1. Start with free data — SEC EDGAR + EdgarTools for 8-K/10-Q filings
2. Use structured extraction — Pydantic schemas via OpenAI Structured Outputs
3. Backtest via event study — CAR on historical data, minimum 200 events
4. Add few-shot examples — 5-10 labeled examples radically improve quality
5. Verify deterministically — LLM extracts, regex verifies, human audits
6. Start with mid-cap — more alpha, less competition with major funds
7. Expand to crypto — governance calls and DAO proposals as uncharted territory

Remember the cardinal rule of quantitative analysis: if a signal sounds too good to be true — check again. LLMs create an illusion of understanding, but behind it lies statistical pattern matching. A powerful tool — but a tool, not an oracle.

Bibliography

1. Ball, R., Brown, P. (1968). An Empirical Evaluation of Accounting Income Numbers. Journal of Accounting Research, 6(2), 159-178. — First discovery of PEAD.

2. Bernard, V.L., Thomas, J.K. (1989). Post-Earnings-Announcement Drift: Delayed Price Response or Risk Premium? Journal of Accounting Research, 27, 1-36. — Canonical PEAD paper.
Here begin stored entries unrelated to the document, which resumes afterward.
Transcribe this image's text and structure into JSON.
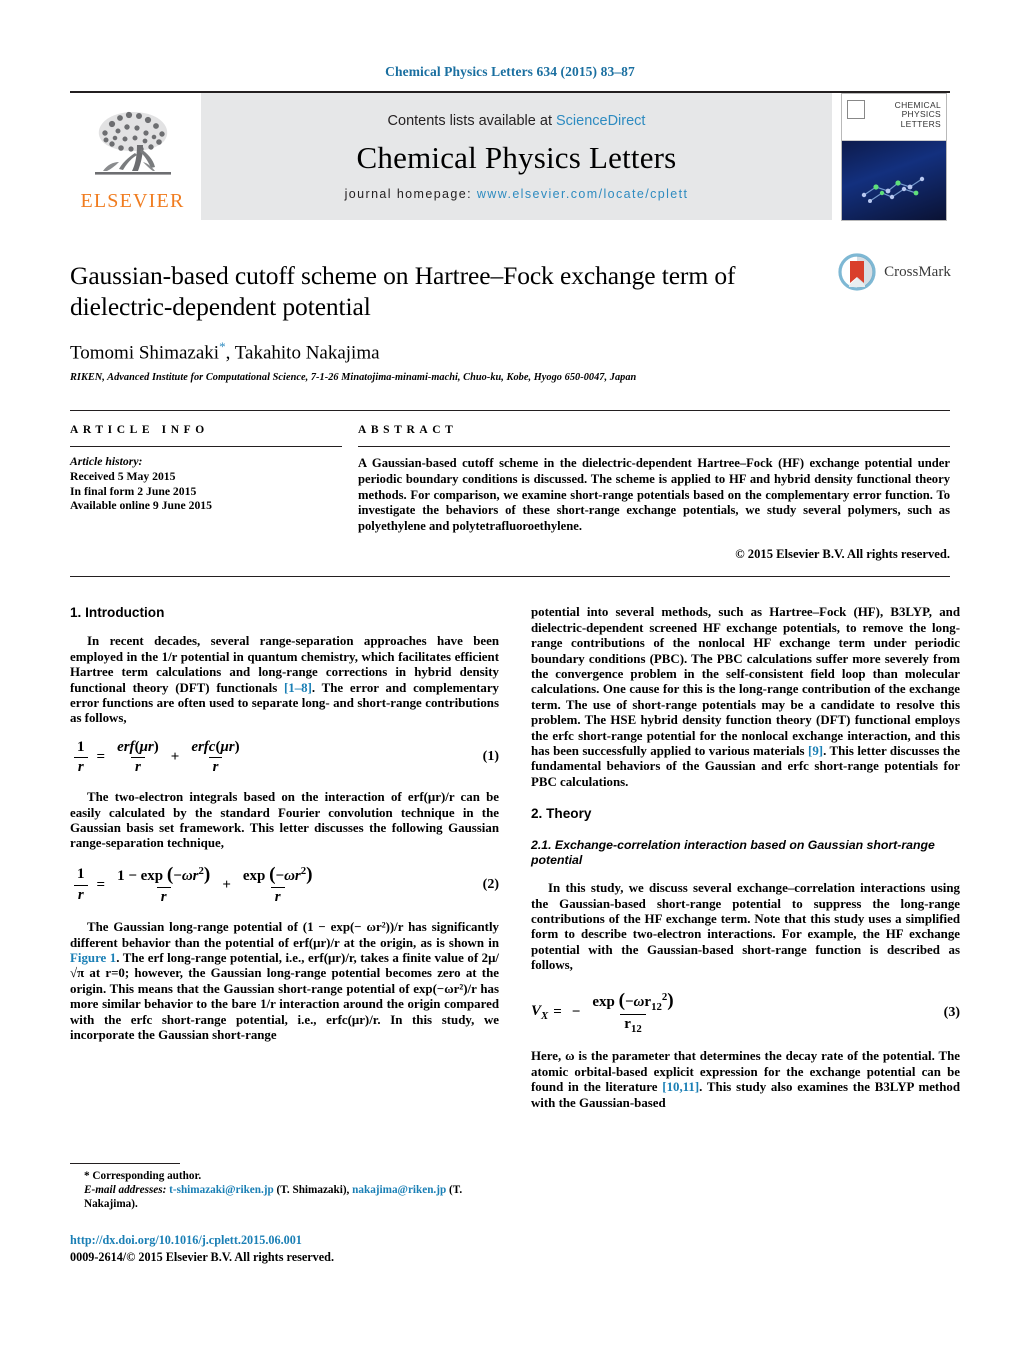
{
  "running_head": "Chemical Physics Letters 634 (2015) 83–87",
  "masthead": {
    "publisher_logo_text": "ELSEVIER",
    "contents_prefix": "Contents lists available at ",
    "contents_link": "ScienceDirect",
    "journal_title": "Chemical Physics Letters",
    "homepage_prefix": "journal homepage: ",
    "homepage_url": "www.elsevier.com/locate/cplett",
    "cover_title_lines": [
      "CHEMICAL",
      "PHYSICS",
      "LETTERS"
    ]
  },
  "article": {
    "title": "Gaussian-based cutoff scheme on Hartree–Fock exchange term of dielectric-dependent potential",
    "authors": "Tomomi Shimazaki",
    "author_marker": "*",
    "authors_rest": ", Takahito Nakajima",
    "affiliation": "RIKEN, Advanced Institute for Computational Science, 7-1-26 Minatojima-minami-machi, Chuo-ku, Kobe, Hyogo 650-0047, Japan",
    "crossmark_label": "CrossMark"
  },
  "info": {
    "heading": "ARTICLE INFO",
    "history_label": "Article history:",
    "history": [
      "Received 5 May 2015",
      "In final form 2 June 2015",
      "Available online 9 June 2015"
    ]
  },
  "abstract": {
    "heading": "ABSTRACT",
    "text": "A Gaussian-based cutoff scheme in the dielectric-dependent Hartree–Fock (HF) exchange potential under periodic boundary conditions is discussed. The scheme is applied to HF and hybrid density functional theory methods. For comparison, we examine short-range potentials based on the complementary error function. To investigate the behaviors of these short-range exchange potentials, we study several polymers, such as polyethylene and polytetrafluoroethylene.",
    "copyright": "© 2015 Elsevier B.V. All rights reserved."
  },
  "sections": {
    "intro_heading": "1. Introduction",
    "theory_heading": "2. Theory",
    "theory_sub_heading": "2.1. Exchange-correlation interaction based on Gaussian short-range potential"
  },
  "paragraphs": {
    "intro_p1_a": "In recent decades, several range-separation approaches have been employed in the 1/r potential in quantum chemistry, which facilitates efficient Hartree term calculations and long-range corrections in hybrid density functional theory (DFT) functionals ",
    "intro_p1_ref": "[1–8]",
    "intro_p1_b": ". The error and complementary error functions are often used to separate long- and short-range contributions as follows,",
    "intro_p2": "The two-electron integrals based on the interaction of erf(μr)/r can be easily calculated by the standard Fourier convolution technique in the Gaussian basis set framework. This letter discusses the following Gaussian range-separation technique,",
    "intro_p3_a": "The Gaussian long-range potential of (1 − exp(− ωr²))/r has significantly different behavior than the potential of erf(μr)/r at the origin, as is shown in ",
    "intro_p3_fig": "Figure 1",
    "intro_p3_b": ". The erf long-range potential, i.e., erf(μr)/r, takes a finite value of 2μ/√π at r=0; however, the Gaussian long-range potential becomes zero at the origin. This means that the Gaussian short-range potential of exp(−ωr²)/r has more similar behavior to the bare 1/r interaction around the origin compared with the erfc short-range potential, i.e., erfc(μr)/r. In this study, we incorporate the Gaussian short-range",
    "right_p1_a": "potential into several methods, such as Hartree–Fock (HF), B3LYP, and dielectric-dependent screened HF exchange potentials, to remove the long-range contributions of the nonlocal HF exchange term under periodic boundary conditions (PBC). The PBC calculations suffer more severely from the convergence problem in the self-consistent field loop than molecular calculations. One cause for this is the long-range contribution of the exchange term. The use of short-range potentials may be a candidate to resolve this problem. The HSE hybrid density function theory (DFT) functional employs the erfc short-range potential for the nonlocal exchange interaction, and this has been successfully applied to various materials ",
    "right_p1_ref": "[9]",
    "right_p1_b": ". This letter discusses the fundamental behaviors of the Gaussian and erfc short-range potentials for PBC calculations.",
    "theory_p1": "In this study, we discuss several exchange–correlation interactions using the Gaussian-based short-range potential to suppress the long-range contributions of the HF exchange term. Note that this study uses a simplified form to describe two-electron interactions. For example, the HF exchange potential with the Gaussian-based short-range function is described as follows,",
    "theory_p2_a": "Here, ω is the parameter that determines the decay rate of the potential. The atomic orbital-based explicit expression for the exchange potential can be found in the literature ",
    "theory_p2_ref": "[10,11]",
    "theory_p2_b": ". This study also examines the B3LYP method with the Gaussian-based"
  },
  "equations": {
    "eq1_number": "(1)",
    "eq2_number": "(2)",
    "eq3_number": "(3)",
    "eq1_text": "1/r = erf(μr)/r + erfc(μr)/r",
    "eq2_text": "1/r = (1 − exp(−ωr²))/r + exp(−ωr²)/r",
    "eq3_text": "VX = − exp(−ωr₁₂²)/r₁₂"
  },
  "footnotes": {
    "corresponding": "* Corresponding author.",
    "email_label": "E-mail addresses:",
    "email1": "t-shimazaki@riken.jp",
    "email1_who": " (T. Shimazaki), ",
    "email2": "nakajima@riken.jp",
    "email2_who": " (T. Nakajima).",
    "doi": "http://dx.doi.org/10.1016/j.cplett.2015.06.001",
    "issn": "0009-2614/© 2015 Elsevier B.V. All rights reserved."
  },
  "colors": {
    "link": "#1a7fb5",
    "header_blue": "#1a6fa0",
    "elsevier_orange": "#f07c1f",
    "masthead_grey": "#e6e7e8"
  }
}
3. Loughran, T., McDonald, B. (2011). When Is a Liability Not a Liability? Textual Analysis, Dictionaries, and 10-Ks. Journal of Finance, 66(1), 35-65. — Financial sentiment dictionary.

4. Araci, D. (2019). FinBERT: Financial Sentiment Analysis with Pre-trained Language Models. arXiv:1908.10063. — BERT for financial NLP, +14pp over SOTA.

5. Wu, S. et al. (2023). BloombergGPT: A Large Language Model for Finance. arXiv:2303.17564. — Bloomberg's 50B-parameter model.

6. Yang, H. et al. (2023). FinGPT: Open-Source Financial Large Language Models. arXiv:2306.06031. — Open-source alternative to BloombergGPT, 89% accuracy.

7. Lopez-Lira, A., Tang, Y. (2023). Can ChatGPT Forecast Stock Price Movements? Return Predictability and Large Language Models. arXiv:2304.07619. — GPT-4 predicts returns with ~90% hit rate.

8. Meursault, V., Liang, P.J., Routledge, B., Scanlon, M.M. (2023). PEAD.txt: Post-Earnings-Announcement Drift Using Text. Journal of Financial and Quantitative Analysis. — Text-based PEAD is twice as large as numerical PEAD.

9. Fatouros, G. et al. (2024). Can Large Language Models Beat Wall Street? Evaluating GPT-4's Impact on Financial Decision-Making with MarketSenseAI. Neural Computing and Applications. — GPT-4 framework with 10-30% excess alpha on S&P 100.

10. Chen, Y. et al. (2025). GPT-Signal: Generative AI for Semi-automated Feature Engineering in the Alpha Research Process. arXiv:2410.18448. — Automatic generation of trading signals via LLM.

11. Zhang, X. et al. (2025). Can LLMs Hit Moving Targets? Tracking Evolving Signals in Corporate Disclosures. arXiv:2510.03195. — Detection of "moving targets" in corporate disclosures.

12. Chen, Z. et al. (2025). Large Language Models in Equity Markets: Applications, Techniques, and Insights. Frontiers in Artificial Intelligence. — Survey of 84 LLM studies in finance.

This article is educational in nature and does not constitute investment advice. Any trading strategies described here require thorough backtesting and risk management before deployment with real capital.